As organizações pedem que líderes mundiais pensem em políticas públicas sustentáveis para evitar novas crises.

Por Carolina Fioratti - Atualizado em 18 jun 2020, 20h07 - Publicado em 18 jun 2020, 16h31

Na última quarta-feira (17), representantes da Organização das Nações Unidas (ONU), da Organização Mundial da Saúde (OMS) e do Fundo Mundial para a Natureza (WWF) publicaram no jornal britânico The Guardian um artigo em que pediam aos líderes mundiais que criassem leis visando as questões ambientais.

Isso porque a crise da Covid-19 não foi a primeira que saiu de uma doença zoonótica (de origem animal) e, caso alguns hábitos não sejam mudados, ela também não será a última.

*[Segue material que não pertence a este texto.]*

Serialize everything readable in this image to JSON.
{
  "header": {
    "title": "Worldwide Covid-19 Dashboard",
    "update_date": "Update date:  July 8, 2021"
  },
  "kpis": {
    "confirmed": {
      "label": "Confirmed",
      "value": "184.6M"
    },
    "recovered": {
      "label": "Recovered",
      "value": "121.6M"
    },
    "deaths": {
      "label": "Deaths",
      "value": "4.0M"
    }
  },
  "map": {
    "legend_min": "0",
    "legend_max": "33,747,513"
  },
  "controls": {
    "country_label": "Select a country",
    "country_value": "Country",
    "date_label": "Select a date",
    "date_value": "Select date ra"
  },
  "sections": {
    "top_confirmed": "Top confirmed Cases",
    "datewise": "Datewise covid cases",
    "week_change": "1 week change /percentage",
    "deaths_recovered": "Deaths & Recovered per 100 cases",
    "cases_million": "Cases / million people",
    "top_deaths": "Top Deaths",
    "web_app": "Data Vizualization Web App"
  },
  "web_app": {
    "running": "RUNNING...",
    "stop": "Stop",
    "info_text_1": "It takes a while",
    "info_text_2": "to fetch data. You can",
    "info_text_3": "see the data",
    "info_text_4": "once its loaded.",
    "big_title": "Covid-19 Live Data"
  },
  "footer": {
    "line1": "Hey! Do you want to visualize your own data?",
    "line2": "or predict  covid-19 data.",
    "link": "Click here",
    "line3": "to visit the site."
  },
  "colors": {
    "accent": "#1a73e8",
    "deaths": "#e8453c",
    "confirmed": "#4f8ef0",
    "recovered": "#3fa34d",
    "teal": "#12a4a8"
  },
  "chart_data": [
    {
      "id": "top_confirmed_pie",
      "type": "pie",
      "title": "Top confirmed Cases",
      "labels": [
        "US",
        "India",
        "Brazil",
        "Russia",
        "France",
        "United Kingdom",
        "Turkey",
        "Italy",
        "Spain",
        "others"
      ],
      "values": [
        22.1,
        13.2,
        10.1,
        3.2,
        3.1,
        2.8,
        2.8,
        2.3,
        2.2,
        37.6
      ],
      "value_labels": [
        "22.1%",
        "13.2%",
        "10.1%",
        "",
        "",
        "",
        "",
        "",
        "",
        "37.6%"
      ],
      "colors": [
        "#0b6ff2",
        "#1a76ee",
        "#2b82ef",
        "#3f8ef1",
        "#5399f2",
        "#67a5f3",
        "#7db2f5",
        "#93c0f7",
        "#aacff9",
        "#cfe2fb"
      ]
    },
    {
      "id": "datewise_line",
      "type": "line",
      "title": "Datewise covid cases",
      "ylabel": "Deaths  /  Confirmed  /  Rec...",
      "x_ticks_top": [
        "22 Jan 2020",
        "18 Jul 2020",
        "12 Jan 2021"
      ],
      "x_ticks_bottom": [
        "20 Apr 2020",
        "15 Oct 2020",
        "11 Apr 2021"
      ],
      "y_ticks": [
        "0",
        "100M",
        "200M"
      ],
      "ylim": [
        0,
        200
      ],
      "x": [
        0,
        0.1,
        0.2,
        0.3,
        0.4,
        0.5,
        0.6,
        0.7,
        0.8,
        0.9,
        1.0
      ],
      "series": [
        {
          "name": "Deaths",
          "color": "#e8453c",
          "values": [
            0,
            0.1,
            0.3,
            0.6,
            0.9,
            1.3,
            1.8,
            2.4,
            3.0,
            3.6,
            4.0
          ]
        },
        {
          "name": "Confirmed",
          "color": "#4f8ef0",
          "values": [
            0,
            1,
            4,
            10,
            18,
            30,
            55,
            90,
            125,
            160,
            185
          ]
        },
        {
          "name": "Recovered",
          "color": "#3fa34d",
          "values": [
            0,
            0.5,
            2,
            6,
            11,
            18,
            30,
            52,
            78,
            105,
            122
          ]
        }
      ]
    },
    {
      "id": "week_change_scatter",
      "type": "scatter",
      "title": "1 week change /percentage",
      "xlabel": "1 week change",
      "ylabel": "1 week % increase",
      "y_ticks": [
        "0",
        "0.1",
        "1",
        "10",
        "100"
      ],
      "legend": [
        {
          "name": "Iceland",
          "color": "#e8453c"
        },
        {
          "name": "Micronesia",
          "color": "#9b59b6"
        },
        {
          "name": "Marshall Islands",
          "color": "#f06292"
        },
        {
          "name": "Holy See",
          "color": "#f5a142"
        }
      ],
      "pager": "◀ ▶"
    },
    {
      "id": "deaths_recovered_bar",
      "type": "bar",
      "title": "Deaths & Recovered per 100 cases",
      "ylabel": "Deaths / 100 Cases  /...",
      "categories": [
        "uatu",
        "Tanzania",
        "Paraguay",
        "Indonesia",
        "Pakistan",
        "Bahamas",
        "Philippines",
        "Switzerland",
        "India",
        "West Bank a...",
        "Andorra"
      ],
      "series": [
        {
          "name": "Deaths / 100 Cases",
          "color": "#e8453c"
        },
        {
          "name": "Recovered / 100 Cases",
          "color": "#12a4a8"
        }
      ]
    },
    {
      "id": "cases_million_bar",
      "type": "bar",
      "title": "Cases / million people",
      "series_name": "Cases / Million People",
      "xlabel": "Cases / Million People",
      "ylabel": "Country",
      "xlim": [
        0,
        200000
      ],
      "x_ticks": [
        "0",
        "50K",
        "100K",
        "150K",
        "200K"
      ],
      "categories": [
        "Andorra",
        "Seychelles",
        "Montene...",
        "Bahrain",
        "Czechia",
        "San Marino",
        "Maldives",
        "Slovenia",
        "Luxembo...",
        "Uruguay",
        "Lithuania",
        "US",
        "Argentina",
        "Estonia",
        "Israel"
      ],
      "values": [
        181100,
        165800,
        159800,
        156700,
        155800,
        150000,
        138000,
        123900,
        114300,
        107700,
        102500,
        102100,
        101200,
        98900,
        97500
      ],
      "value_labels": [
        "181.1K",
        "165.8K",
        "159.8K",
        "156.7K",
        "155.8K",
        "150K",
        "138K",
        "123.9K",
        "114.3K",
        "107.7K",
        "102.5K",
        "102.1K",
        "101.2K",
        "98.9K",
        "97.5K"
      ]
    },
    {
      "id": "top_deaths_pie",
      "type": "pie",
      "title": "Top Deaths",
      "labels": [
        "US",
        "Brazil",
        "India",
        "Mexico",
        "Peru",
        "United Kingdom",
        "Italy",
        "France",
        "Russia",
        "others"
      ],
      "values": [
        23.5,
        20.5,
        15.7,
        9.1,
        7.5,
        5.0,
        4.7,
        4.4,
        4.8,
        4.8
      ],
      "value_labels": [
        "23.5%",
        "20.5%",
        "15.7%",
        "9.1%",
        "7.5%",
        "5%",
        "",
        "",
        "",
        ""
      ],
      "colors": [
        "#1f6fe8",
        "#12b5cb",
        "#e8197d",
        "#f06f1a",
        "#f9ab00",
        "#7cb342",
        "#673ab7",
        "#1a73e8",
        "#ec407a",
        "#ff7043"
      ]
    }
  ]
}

Os autores do artigo descrevem um exemplo. Em 1997, na Ásia, algumas florestas foram derrubadas para dar lugar às plantações de óleo de palma – aquele ingrediente que vai na Nutella e no Kit Kat. Morcegos frutíferos que viviam por ali acabaram tendo que buscar comida nas fazendas de porcos das redondezas. O morcego acabou transmitindo o vírus Nipah a porcos, que em seguida passaram humanos. Resultado: 105 mortes.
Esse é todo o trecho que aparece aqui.